What the agent can answer

Because the knowledge base is explicit about what it contains, we also know its limits. The agent can reliably answer questions such as:

What is the demographic profile of Sportpark in Breda?
Which municipalities in West Brabant have the highest share of elderly residents and how accessible are they by bike?
What share of the regional population has excellent cycling access to rail?

If a fact is not present in the retrieved documents, the model cannot answer it reliably, and it will say so, rather than guessing.

What We Learned

Working on Humboldt taught us that building a convincing and trustworthy digital human is not one problem but several, each requiring its own careful approach.

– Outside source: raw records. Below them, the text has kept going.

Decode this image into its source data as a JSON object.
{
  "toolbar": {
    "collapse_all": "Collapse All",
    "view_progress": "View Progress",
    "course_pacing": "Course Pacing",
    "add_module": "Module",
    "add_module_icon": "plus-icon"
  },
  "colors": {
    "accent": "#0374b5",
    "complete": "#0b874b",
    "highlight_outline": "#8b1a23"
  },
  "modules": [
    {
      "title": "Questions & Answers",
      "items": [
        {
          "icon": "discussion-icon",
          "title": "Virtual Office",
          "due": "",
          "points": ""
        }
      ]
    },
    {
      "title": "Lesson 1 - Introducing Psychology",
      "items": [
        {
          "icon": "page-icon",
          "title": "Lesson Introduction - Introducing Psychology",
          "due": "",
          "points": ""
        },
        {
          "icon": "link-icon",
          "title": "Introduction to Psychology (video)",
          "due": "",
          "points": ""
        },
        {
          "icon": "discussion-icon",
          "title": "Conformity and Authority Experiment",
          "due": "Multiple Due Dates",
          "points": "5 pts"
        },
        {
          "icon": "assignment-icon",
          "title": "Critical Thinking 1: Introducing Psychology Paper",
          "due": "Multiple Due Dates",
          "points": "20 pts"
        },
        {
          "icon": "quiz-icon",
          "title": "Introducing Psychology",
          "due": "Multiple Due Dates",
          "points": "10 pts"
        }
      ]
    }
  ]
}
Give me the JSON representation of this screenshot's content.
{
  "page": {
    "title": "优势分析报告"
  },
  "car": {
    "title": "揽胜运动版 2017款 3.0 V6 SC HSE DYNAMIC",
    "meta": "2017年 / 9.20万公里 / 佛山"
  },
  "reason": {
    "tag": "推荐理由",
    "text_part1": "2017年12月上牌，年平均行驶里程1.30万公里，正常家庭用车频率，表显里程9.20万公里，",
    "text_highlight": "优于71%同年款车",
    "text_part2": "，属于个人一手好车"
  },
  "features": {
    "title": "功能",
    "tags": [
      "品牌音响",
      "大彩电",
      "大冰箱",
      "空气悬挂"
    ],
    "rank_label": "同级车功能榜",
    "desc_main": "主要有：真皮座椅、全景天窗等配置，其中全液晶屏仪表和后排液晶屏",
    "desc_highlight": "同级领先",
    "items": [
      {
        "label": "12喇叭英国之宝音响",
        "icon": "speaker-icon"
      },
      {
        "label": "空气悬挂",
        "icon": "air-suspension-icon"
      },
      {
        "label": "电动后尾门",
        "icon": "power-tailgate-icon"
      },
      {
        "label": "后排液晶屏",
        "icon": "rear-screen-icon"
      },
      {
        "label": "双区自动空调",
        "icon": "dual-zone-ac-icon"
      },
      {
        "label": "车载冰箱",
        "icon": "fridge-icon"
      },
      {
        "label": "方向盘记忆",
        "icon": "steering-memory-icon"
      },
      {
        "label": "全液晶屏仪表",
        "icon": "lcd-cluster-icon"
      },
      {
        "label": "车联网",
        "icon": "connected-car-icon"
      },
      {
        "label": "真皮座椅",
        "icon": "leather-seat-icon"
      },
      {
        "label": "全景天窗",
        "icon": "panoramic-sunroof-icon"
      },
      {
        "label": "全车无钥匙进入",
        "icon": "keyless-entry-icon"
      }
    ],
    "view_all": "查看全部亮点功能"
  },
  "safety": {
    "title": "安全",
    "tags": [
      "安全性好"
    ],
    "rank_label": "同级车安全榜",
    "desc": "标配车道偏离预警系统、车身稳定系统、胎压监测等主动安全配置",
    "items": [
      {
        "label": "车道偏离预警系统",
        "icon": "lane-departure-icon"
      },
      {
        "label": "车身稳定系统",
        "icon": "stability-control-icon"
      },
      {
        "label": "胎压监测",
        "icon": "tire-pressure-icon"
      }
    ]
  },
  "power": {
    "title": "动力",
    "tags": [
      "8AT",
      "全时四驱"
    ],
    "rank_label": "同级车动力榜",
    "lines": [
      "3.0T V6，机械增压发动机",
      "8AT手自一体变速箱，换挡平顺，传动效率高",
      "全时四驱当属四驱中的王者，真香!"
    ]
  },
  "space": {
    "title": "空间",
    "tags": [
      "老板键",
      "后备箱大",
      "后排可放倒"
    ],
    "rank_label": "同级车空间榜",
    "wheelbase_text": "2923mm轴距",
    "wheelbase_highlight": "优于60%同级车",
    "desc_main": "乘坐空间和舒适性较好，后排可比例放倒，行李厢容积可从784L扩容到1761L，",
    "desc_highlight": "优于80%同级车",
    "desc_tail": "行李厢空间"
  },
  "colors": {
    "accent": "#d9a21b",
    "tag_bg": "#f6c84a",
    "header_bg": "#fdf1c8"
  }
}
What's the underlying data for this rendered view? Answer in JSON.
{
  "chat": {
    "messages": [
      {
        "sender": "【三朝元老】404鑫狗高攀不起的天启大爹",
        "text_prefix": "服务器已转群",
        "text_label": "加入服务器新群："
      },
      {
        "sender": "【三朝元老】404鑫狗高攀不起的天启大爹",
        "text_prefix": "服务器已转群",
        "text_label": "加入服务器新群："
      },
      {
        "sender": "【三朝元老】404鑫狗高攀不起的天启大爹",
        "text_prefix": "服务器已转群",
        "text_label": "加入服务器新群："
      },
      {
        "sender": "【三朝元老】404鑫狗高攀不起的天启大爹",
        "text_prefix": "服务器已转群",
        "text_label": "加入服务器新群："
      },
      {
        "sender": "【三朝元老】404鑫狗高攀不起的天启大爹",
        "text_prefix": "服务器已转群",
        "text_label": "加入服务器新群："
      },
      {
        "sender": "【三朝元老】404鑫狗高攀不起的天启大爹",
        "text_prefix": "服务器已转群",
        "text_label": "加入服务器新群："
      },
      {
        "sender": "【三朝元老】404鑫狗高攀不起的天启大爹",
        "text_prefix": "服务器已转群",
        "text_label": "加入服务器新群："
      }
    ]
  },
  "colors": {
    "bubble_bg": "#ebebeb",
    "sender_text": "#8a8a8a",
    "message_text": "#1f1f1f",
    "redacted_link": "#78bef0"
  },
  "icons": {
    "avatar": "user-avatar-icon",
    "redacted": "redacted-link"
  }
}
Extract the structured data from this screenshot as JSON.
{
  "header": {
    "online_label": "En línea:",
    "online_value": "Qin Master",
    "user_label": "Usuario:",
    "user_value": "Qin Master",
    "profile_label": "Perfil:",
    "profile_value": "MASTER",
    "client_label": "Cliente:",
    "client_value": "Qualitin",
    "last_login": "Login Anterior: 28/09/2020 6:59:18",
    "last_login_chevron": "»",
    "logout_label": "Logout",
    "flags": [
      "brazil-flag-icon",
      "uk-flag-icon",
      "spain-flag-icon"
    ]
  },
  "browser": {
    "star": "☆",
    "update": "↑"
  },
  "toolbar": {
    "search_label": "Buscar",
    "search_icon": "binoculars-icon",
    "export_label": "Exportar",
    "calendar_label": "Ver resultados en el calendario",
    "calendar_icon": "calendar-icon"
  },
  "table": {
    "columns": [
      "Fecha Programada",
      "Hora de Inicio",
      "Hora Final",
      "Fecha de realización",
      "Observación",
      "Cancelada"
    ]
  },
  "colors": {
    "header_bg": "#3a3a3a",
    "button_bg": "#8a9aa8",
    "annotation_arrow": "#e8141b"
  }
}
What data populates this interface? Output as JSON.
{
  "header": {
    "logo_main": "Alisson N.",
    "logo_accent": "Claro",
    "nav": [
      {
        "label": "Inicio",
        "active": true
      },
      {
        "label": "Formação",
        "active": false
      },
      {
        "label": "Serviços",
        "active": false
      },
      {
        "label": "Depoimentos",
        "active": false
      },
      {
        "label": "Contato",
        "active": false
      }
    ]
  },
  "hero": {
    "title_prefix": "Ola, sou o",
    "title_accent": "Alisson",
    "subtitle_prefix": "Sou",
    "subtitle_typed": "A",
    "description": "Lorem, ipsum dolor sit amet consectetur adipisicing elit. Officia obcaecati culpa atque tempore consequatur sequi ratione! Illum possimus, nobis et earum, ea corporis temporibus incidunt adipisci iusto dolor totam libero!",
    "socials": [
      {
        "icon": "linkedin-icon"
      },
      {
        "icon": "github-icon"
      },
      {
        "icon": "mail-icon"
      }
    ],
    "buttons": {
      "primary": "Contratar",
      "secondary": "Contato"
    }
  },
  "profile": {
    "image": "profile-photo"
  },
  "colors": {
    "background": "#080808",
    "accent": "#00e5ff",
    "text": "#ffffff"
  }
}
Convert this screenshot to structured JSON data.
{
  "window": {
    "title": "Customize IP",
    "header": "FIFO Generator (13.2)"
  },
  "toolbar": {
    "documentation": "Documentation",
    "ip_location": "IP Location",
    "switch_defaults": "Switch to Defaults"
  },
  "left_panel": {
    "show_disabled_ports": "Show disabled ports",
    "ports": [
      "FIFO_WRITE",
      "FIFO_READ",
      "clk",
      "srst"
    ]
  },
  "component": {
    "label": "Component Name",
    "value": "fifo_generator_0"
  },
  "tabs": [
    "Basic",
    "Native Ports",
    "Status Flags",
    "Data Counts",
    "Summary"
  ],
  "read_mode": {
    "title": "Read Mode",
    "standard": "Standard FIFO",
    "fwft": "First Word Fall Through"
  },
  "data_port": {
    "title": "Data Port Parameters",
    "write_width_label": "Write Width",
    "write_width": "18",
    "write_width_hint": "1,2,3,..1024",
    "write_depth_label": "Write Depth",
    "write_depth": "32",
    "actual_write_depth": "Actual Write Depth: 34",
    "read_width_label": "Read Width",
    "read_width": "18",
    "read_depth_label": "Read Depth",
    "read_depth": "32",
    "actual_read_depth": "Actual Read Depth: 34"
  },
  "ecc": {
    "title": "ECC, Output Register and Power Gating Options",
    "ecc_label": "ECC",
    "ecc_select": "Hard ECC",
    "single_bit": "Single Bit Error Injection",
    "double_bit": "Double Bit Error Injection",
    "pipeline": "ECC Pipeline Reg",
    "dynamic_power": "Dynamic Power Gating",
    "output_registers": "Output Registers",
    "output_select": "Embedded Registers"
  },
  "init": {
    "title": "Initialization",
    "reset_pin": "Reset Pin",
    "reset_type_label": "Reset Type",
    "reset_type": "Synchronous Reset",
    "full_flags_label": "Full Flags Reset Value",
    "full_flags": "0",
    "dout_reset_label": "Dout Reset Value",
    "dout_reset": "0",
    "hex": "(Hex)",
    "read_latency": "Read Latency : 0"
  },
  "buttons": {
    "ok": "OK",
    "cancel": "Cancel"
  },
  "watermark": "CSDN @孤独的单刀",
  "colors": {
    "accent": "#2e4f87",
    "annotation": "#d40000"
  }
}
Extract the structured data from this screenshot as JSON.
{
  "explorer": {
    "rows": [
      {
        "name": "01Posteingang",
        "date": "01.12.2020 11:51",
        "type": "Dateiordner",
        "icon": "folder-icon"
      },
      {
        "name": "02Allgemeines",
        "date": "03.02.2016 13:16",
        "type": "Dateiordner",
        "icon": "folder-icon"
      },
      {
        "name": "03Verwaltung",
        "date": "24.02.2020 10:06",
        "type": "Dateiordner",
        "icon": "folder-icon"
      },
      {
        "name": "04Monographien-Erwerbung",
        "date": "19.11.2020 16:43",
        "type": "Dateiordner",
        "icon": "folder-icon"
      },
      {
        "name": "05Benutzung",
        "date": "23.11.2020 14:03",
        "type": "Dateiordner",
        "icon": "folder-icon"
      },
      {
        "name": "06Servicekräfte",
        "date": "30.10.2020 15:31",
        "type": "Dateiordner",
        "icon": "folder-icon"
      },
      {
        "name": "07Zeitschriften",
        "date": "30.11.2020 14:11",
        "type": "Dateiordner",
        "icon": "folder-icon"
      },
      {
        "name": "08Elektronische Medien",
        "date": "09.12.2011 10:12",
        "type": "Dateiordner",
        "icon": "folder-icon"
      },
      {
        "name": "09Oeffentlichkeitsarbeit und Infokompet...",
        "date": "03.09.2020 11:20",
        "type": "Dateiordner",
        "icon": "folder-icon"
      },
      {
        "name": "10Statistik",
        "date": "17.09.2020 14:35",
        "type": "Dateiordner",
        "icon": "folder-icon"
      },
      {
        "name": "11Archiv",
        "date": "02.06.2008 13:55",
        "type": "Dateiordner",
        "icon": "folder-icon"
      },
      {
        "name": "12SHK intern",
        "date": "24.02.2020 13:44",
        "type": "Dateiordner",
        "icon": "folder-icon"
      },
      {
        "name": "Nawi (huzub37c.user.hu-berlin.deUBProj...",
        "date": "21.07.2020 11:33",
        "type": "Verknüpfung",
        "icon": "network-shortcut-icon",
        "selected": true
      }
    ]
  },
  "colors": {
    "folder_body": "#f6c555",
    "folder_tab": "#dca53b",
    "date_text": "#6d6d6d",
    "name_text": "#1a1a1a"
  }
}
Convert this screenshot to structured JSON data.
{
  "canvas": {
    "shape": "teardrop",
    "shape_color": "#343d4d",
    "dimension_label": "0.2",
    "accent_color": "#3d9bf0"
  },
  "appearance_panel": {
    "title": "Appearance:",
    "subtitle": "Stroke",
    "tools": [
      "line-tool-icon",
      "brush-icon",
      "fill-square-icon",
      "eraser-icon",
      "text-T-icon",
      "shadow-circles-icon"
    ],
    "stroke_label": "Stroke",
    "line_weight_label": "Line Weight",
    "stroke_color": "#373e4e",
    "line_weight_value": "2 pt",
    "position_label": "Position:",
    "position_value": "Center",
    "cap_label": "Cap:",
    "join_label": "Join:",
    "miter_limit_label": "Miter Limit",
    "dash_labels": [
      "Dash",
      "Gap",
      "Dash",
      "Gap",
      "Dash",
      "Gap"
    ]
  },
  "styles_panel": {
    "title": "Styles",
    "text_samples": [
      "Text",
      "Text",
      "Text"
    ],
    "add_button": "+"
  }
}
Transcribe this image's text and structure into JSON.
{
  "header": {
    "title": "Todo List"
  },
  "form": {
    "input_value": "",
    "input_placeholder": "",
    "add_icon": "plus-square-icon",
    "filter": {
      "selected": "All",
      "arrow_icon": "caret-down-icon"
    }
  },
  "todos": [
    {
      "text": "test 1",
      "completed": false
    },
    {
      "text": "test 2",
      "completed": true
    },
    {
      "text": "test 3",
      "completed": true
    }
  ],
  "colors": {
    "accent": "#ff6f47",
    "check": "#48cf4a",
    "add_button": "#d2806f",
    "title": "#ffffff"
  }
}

Voice quality lives or dies with the input audio. No amount of AI processing compensates for poor microphone technique or a noisy recording environment. The investment of time in recording proper samples, and in cleaning them thoroughly before training, made a visible difference in the final result.

On the knowledge side, the biggest insight was that structured preparation beats clever prompting. The more deliberately the knowledge base was designed, with consistent document formats, precomputed rankings, and validated data, the better and more reliable the agent’s answers became. The model performs best when it has clear, well-organised information to read, rather than having to infer or estimate.

Future Directions

What began as an internship project became the foundation for two independent research directions, each of which grew into a thesis.

Samer’s work on voice cloning and lip synchronisation led to a formal study investigating how the quality of these technologies affects the way people perceive a digital human. Using a within-subjects 2×2 experimental design with 175 participants, he compared two generations of technology: Microsoft Azure’s widely adopted speech synthesis and lip-sync pipeline against ElevenLabs Professional Voice Cloning combined with the Runtime MetaHuman lip-sync system. Participants watched videos of the same virtual human discussing different topics across four audiovisual conditions, created by systematically varying voice realism and lip-sync quality. The study measured humanness, eeriness, human-like appearance and behaviour, user acceptance, and trust; probing where the line sits between a convincing digital human and one that tips into the uncanny.

Fabiano’s work on RAG and grounding led to a credibility study examining how a digital human’s trustworthiness is perceived when it can back up its claims. The research focused on the impact of grounded, clickable citations and the role of embodiment, asking whether users find an agent more credible when its answers are visibly sourced, and whether the physical presence of a virtual human changes that judgement compared to a text-only interface.

Together, these two threads suggest that the design of a digital human cannot be reduced to a single variable. Voice, motion, knowledge, and transparency each play a role, and understanding how they interact is the next frontier.